I’ve recently migrated from an old version of LVS / ldirectord (Ultra Monkey) to a new Debian install with ldirectord.
Now the amount of Active Connections is usually higher than the amount of Inactive Connections, it used to be the other way around.
Basically on the old load balancer the connections looked something like:
-> RemoteAddress:Port Forward Weight ActiveConn InActConn -> 10.84.32.21:0 Masq 1 12 252 -> 10.84.32.22:0 Masq 1 18 368
However since migrating it to the new load balancer it looks more like:
-> RemoteAddress:Port Forward Weight ActiveConn InActConn -> 10.84.32.21:0 Masq 1 313 141 -> 10.84.32.22:0 Masq 1 276 183
Old load balancer:
- Debian 3.1
- ipvsadm 1.24
- ldirectord 1.2.3
New load balancer:
- Debian 6.0.5
- ipvsadm 1.25
- ldirectord 1.0.3 (I guess the versioning system changed)
Is it because the old load balancer was running a kernel from 2005, and ldirectord from 2004, and things have simply changed in the past 7 – 8 years?
Did I miss some sysctl settings that I should be enforcing for it to behave in the same way?
Everything appears to be working fine but can anyone see an issue with this behaviour?
Thanks in advance!
I’m using LVS in masquerading mode, the real servers have the load balancer as their gateway.
The real servers are running Apache, which hasn’t changed during the upgrade. The boxes themselves show roughly the same amount of Inactive Connections shown in ipvsadm.

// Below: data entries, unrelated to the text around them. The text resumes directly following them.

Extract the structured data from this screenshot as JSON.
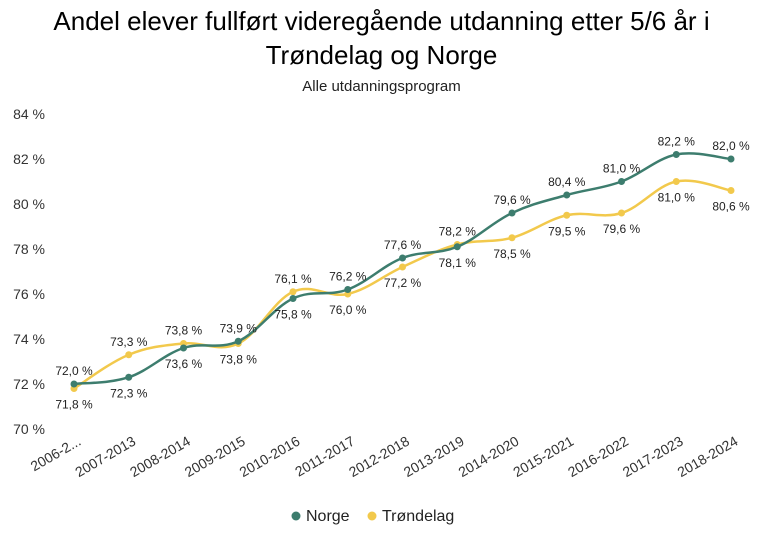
{
  "chart_data": {
    "type": "line",
    "title_line1": "Andel elever fullført videregående utdanning etter 5/6 år i",
    "title_line2": "Trøndelag og Norge",
    "subtitle": "Alle utdanningsprogram",
    "categories": [
      "2006-2...",
      "2007-2013",
      "2008-2014",
      "2009-2015",
      "2010-2016",
      "2011-2017",
      "2012-2018",
      "2013-2019",
      "2014-2020",
      "2015-2021",
      "2016-2022",
      "2017-2023",
      "2018-2024"
    ],
    "y_ticks": [
      "70 %",
      "72 %",
      "74 %",
      "76 %",
      "78 %",
      "80 %",
      "82 %",
      "84 %"
    ],
    "ylim": [
      70,
      84
    ],
    "grid": false,
    "legend_position": "bottom",
    "series": [
      {
        "name": "Norge",
        "color": "#3d7d6e",
        "values": [
          72.0,
          72.3,
          73.6,
          73.9,
          75.8,
          76.2,
          77.6,
          78.1,
          79.6,
          80.4,
          81.0,
          82.2,
          82.0
        ],
        "labels": [
          "72,0 %",
          "72,3 %",
          "73,6 %",
          "73,9 %",
          "75,8 %",
          "76,2 %",
          "77,6 %",
          "78,1 %",
          "79,6 %",
          "80,4 %",
          "81,0 %",
          "82,2 %",
          "82,0 %"
        ]
      },
      {
        "name": "Trøndelag",
        "color": "#f2c94c",
        "values": [
          71.8,
          73.3,
          73.8,
          73.8,
          76.1,
          76.0,
          77.2,
          78.2,
          78.5,
          79.5,
          79.6,
          81.0,
          80.6
        ],
        "labels": [
          "71,8 %",
          "73,3 %",
          "73,8 %",
          "73,8 %",
          "76,1 %",
          "76,0 %",
          "77,2 %",
          "78,2 %",
          "78,5 %",
          "79,5 %",
          "79,6 %",
          "81,0 %",
          "80,6 %"
        ]
      }
    ]
  }
}
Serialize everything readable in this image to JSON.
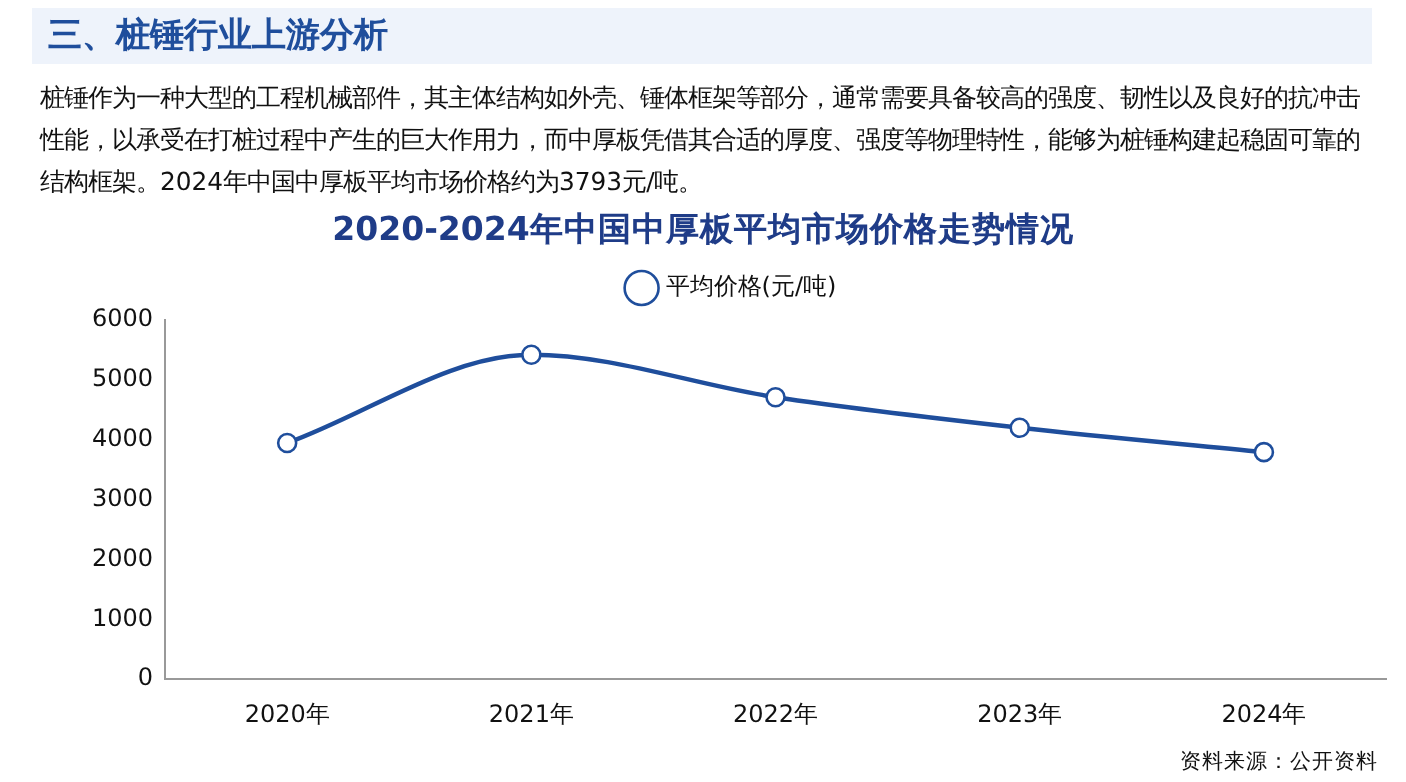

I think I found the answer, ipvsadm is simply broken in Debian Squeeze.
If I compare this:
root@<host>:~# cat /proc/net/ip_vs IP Virtual Server version 1.2.1 (size=4096) Prot LocalAddress:Port Scheduler Flags -> RemoteAddress:Port Forward Weight ActiveConn InActConn FWM 00000001 wlc persistent 450000 FFFFFF00 -> 0A542015:0000 Masq 1 19 171 -> 0A542016:0000 Masq 1 16 274
To the output of ipvsadm:
root@<host>:~# ipvsadm -L IP Virtual Server version 1.2.1 (size=4096) Prot LocalAddress:Port Scheduler Flags -> RemoteAddress:Port Forward Weight ActiveConn InActConn FWM 1 wlc persistent 1800 mask 255.255.255.0 -> 10.84.32.21:0 Masq 1 384 182 -> 10.84.32.22:0 Masq 1 245 283
It’s quite obvious.
The output from /proc/net/ip_vs is accurate compared to what I saw with the older Debian 3 version.
I did a search and there’s already an open bug report for it:
So it’s just a cosmetic issue, nothing to worry about apparently.